Melanie Hunter, CNS News, March 29, 2013
Black Entertainment Television (BET) founder Bob Johnson said Tuesday that the nation would “never tolerate white unemployment at 14 or 15 percent” and yet unemployment for the black community has been double that of white Americans for over 50 years.
“This country would never tolerate white unemployment at 14 and 15 percent. No one would ever stay in office at 14 or 15 percent unemployment in this nation, but we’ve had that double unemployment for over 50 years,” Johnson said while speaking at the National Press Club about the gap between whites and blacks in America.
“The national average is 7.7 percent, and African-American unemployment is 13.8 percent. To be honest, it’s probably greater than that when you count the number of African-Americans who have simply given up on finding employment,” said Johnson, who is also founder and chairman of The RLJ Companies.

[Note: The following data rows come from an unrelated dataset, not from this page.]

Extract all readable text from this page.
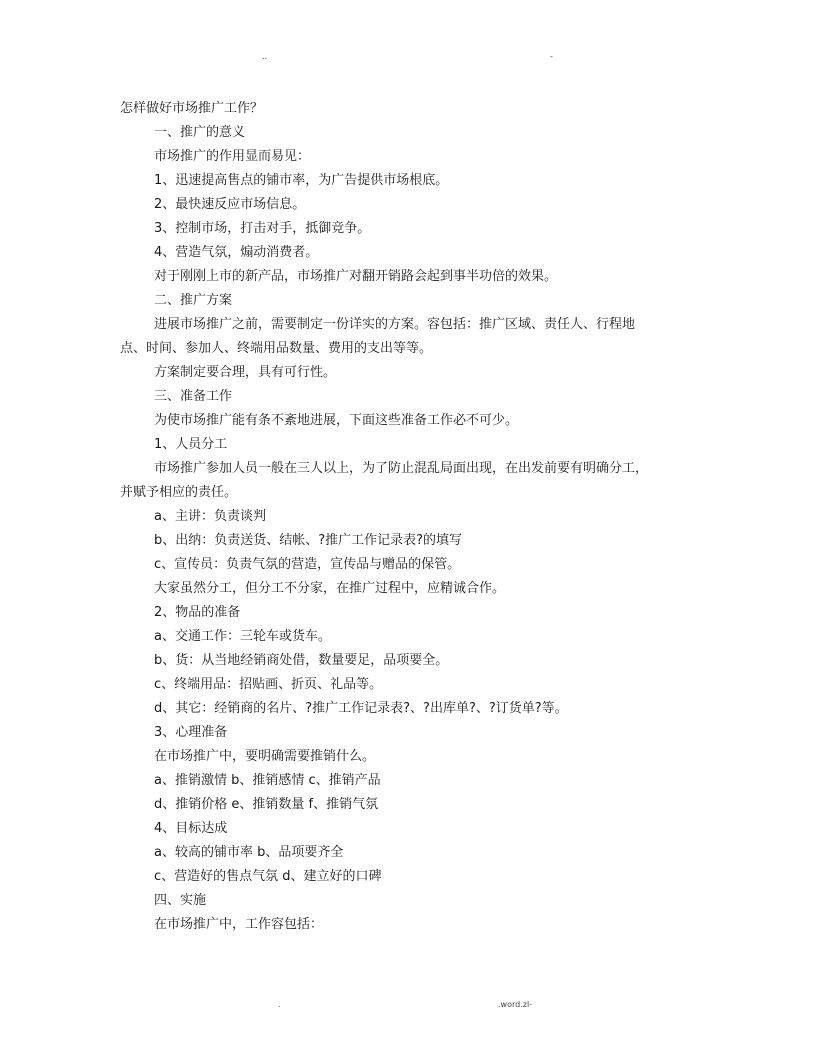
..	-
怎样做好市场推广工作？
一、推广的意义
市场推广的作用显而易见：
1、迅速提高售点的铺市率，为广告提供市场根底。
2、最快速反应市场信息。
3、控制市场，打击对手，抵御竞争。
4、营造气氛，煽动消费者。
对于刚刚上市的新产品，市场推广对翻开销路会起到事半功倍的效果。
二、推广方案
进展市场推广之前，需要制定一份详实的方案。容包括：推广区域、责任人、行程地
点、时间、参加人、终端用品数量、费用的支出等等。
方案制定要合理，具有可行性。
三、准备工作
为使市场推广能有条不紊地进展，下面这些准备工作必不可少。
1、人员分工
市场推广参加人员一般在三人以上，为了防止混乱局面出现，在出发前要有明确分工，
并赋予相应的责任。
a、主讲：负责谈判
b、出纳：负责送货、结帐、?推广工作记录表?的填写
c、宣传员：负责气氛的营造，宣传品与赠品的保管。
大家虽然分工，但分工不分家，在推广过程中，应精诚合作。
2、物品的准备
a、交通工作：三轮车或货车。
b、货：从当地经销商处借，数量要足，品项要全。
c、终端用品：招贴画、折页、礼品等。
d、其它：经销商的名片、?推广工作记录表?、?出库单?、?订货单?等。
3、心理准备
在市场推广中，要明确需要推销什么。
a、推销激情 b、推销感情 c、推销产品
d、推销价格 e、推销数量 f、推销气氛
4、目标达成
a、较高的铺市率 b、品项要齐全
c、营造好的售点气氛 d、建立好的口碑
四、实施
在市场推广中，工作容包括：
.	.word.zl-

In 1972, the unemployment rate for African-Americans was 11.2 percent in January of that year and as low as 9.4 percent in December of that same year. It dipped as low as seven percent in April 2000. The unemployment rate for blacks in February 2013 was 13.8 percent, according to the Bureau of Labor Statistics.
Johnson said the challenge was to figure out why the unemployment rate for blacks has been so high, “and if that doesn’t change, somebody’s going to have to pa — 34 million African-Americans are not going to leave this country, millions of African-Americans who don’t have jobs.”
“Somebody’s going to have to pay for them. Somebody’s going to have to take care of them, and if somebody’s going to have to take care of them, that money’s got to come from somebody. And whoever’s paying for it is going to be upset about it, and they’re going to start looking for somebody to blame,” Johnson said.
According to the poll Johnson commissioned, which was conducted by Zogby, 50 percent of African-Americans blame the “failure of the education system for minorities/African-Americans” for high unemployment among blacks, while 48 percent say the “lack of corporate commitment to hiring minorities/African-Americans” is to blame for unemployment in the black community.
Twenty-five percent of respondents blame the lack of government policies for the high rate of black unemployment. Eighteen percent don’t blame anyone or anything, and twelve percent aren’t sure.